Minat dan hasrat umat Islam di dunia termasuk di Indonesia dari tahun ke tahun semakin meningkat walau beiring berjalannya waktu dengan musim haji dari tahun ke tahun Biaya Perjalanan Ibadah Haji (BPIH) yang cendrung selalu meningkat terkecuali BPIH tahun 1432 H/2010 M menurun dari tahun sebelumnya sebanyak 80 $ USA hal ini dibuktikan dengan banyaknya calon jemaah haji yang tetap setia dan sabar menunggu dengan urutan daftar tunggu yang begitu lama bahkan ada yang sampai 4 tahun hingga lebih.

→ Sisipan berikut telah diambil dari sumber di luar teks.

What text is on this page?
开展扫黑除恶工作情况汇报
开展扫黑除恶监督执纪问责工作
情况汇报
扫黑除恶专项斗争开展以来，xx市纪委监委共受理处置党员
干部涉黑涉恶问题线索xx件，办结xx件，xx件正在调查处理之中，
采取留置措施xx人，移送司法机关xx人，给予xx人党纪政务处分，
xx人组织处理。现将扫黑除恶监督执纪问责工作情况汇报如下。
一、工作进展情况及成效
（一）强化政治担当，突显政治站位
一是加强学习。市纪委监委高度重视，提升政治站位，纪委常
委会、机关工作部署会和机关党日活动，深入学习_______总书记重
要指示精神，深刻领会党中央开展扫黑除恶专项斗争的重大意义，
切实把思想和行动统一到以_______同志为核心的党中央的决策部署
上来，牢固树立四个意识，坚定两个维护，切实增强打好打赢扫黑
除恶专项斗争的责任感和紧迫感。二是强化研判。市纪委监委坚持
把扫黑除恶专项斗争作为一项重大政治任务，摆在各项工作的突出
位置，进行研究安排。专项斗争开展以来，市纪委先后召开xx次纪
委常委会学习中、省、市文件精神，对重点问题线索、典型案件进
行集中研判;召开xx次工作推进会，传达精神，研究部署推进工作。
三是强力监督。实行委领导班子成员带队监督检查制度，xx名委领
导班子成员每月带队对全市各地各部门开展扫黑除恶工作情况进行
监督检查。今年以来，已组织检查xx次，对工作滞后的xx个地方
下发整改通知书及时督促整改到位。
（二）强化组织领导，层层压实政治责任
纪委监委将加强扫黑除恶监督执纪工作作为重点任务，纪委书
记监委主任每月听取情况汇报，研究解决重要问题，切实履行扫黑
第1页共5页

Tingginya minat sehingga terkesan berjubel dan berduyun-duyun umat Islam untuk menunaikan ibadah haji walau harus setia menunggu giliran yang sebegitu lama tersebut mengindikasikan semakin tingginya pemahaman dan kesadaran serta kemampuan financial umat islam itu sendiri. Jadi dengan demikian tingginya minat tersebut paling tidak dapat dilihat dari dua dimensi. Dimensi pertama semakin tingginya pemahaman dan kesadaran umat Islam Indonesia tentang melaksanakan ibadah haji yang merupakan rukun Islam ke lima, kedua semakin meningkatnya pendapatan umat Islam sehingga mampu memenuhi secara financial segala biaya yang dibutuhkan baik selama dalam perjalanan maupun terhadap keluarga yang ditinggalkan.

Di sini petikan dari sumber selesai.